Sourcing parts for your Mitsubishi truck
Buying a car can be an interesting balancing act. You have to juggle market price, functionality, image, practicality, and maintenance costs. For example, in many parts of the world, a Toyota saloon car costs the same as a BMW saloon.
Some people go for the BMW for sentimental reasons, drawn by the engine power and prestige of the car. Plus, it’s a babe magnet. Others may take a more practical approach, understanding that Toyotas have a better resale value and far cheaper spares.
When the vehicle in question is a truck, aesthetics and image are less of a concern. Your decision is more likely to be driven by trailer size, axle strength, and access to vehicle repairs. Spares are a consideration too, which is why Mitsubishi trucks are so popular. They’re Japanese, which makes them affordable, accessible, and most importantly, common.

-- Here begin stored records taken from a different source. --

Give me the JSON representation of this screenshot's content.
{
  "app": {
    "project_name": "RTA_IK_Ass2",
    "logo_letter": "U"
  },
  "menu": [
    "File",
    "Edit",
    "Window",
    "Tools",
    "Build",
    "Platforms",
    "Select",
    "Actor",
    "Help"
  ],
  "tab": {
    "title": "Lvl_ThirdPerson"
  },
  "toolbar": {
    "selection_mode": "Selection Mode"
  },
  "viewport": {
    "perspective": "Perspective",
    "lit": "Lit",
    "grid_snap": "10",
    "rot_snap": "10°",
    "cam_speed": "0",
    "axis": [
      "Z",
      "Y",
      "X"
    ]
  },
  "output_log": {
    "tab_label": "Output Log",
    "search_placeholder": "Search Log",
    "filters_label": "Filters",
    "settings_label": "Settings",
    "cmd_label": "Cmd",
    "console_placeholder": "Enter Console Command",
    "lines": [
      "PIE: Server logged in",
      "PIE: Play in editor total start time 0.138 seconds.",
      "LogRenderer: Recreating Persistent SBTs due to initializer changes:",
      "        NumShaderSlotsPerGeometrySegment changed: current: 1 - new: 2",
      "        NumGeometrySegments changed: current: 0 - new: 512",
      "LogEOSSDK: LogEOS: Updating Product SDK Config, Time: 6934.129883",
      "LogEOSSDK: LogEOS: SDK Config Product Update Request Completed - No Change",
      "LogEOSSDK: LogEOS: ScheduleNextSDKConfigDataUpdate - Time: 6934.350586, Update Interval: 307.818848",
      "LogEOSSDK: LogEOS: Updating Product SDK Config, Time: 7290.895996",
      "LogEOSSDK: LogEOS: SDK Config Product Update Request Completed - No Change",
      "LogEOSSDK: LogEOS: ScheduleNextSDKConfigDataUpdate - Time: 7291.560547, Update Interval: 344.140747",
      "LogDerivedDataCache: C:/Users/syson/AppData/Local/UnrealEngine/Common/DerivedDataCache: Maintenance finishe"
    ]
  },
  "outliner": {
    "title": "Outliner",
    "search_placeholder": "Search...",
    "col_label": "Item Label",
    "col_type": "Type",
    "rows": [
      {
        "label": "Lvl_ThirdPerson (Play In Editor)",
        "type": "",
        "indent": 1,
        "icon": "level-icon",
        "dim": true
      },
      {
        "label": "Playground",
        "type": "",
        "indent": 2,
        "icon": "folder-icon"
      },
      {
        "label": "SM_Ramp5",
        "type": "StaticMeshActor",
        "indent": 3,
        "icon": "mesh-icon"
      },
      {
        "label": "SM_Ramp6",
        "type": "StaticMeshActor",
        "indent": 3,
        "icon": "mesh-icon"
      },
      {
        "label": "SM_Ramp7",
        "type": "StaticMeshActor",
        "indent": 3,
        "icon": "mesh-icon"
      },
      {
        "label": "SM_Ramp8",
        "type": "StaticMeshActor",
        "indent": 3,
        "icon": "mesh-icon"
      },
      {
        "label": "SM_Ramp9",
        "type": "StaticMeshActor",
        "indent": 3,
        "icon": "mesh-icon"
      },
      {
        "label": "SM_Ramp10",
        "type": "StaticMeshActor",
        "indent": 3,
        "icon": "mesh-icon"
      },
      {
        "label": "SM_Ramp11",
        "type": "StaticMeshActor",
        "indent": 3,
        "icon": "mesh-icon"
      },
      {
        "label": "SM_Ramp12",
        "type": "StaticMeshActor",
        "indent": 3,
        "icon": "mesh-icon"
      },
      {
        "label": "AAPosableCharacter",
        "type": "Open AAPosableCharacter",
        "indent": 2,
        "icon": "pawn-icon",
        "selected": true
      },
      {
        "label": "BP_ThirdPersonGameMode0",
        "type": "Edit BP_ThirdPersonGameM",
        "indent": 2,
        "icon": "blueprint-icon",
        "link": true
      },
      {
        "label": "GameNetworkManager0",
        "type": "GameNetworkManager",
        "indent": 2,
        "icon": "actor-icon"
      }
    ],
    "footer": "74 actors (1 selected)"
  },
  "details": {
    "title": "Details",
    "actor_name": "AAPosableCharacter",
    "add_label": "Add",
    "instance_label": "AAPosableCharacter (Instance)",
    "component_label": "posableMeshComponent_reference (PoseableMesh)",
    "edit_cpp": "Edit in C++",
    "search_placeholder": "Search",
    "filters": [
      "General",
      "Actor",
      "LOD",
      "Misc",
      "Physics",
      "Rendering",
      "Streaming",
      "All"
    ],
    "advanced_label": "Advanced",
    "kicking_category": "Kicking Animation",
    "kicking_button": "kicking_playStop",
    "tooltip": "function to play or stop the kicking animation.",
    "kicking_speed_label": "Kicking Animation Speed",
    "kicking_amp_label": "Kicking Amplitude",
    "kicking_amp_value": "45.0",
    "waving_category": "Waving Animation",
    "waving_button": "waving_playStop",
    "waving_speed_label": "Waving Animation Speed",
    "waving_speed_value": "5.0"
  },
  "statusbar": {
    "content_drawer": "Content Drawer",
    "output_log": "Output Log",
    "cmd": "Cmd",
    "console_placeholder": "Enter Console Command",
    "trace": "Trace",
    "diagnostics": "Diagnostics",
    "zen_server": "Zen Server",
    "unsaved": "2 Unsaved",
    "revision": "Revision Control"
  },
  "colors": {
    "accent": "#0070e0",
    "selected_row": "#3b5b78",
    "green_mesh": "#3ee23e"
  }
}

If the car in front is a Toyota (like the bumper sticker says), then the truck in front of you is a Mitsubishi. Its ubiquity makes it easy to find the right parts. Unfortunately, its popularity also means the market is flooded with counterfeits. When you buy your truck parts, you want to be sure they’re all compliant and that they won’t void your warranty or damage your truck.
Call a friend
You probably know people who drive Mitsubishi trucks. Whenever you’re at a rest stop, get into the habit of chatting with other Mitsubishi drivers. It’s not just a casual conversation. Ask them for contacts that can source Mitsubishi truck parts. Over time, you’ll have your very own portfolio of Mitsubishi dealers spread throughout your truck route.
Don’t wait until things are dire before you follow up these contacts. Whenever you’re in the neighbourhood, pay a courtesy call to see what they have in store and what their rates are like. This will give you a peek into the kind of people they are, as well as a comprehensive price range. Then when you finally need that part, you know where to look.
If your truck part distributors are willing to talk about it, ask them about their business model and supply chain. Few people willadmit the parts they’re selling are fake, but if you ask the right questions, you can figure out which suppliers are genuine and which ones are peddling knock-offs. Study online guides on how to identify counterfeit parts.
Look for online fan clubs
When you’re fiddling around on the web, look for like-minded forums. You could join a Mitsubishi truck fan page. Many have local chapters and you can find one in many towns along your route. Keep track of their events and trade shows. They’re great places to get bargains on truck parts and learn more about the brand in general. Plus it gives you something to look forward to on an otherwise dull truck route.
You may end up forming a community through these fan pages, and you can band together to purchase in bulk straight from original manufacturers overseas. Groups like this sometimes have a travel enthusiast who is willing to be a ‘buyer’. He or she travels on behalf of the group and buys necessary components, earning a small commission. Before you commit cash, make sure it’s someone the group trusts, and that the group itself is reliable.
The Mitsubishi website is another good spot to shop. You may be wary of buying from them directly, because it might seem expensive. However, as a regular on the site or a subscribed member, you can sometimes qualify for discounts and exclusive pre-market offers. You could also check the site’s list of approved aftermarket distributors.
Spot the right aftermarket parts supplier
Aftermarket components are only as good as their source. The best kind come directly from original manufacturers, complete with seals and warranties. The slash in pricing is achieved through mass orders and carefully calibrated shipping costs. The supplier makes a ton of savings and passes them down to you.
A quick Google search will give you hundreds of listings for aftermarket parts. Check if any of them have industry awards or affiliations with original manufacturers. Their network is a good indicator as well. Suppliers with nationwide representation and multiple branch offices are more reliable, and are more likely to run a legitimate business and sell genuine parts.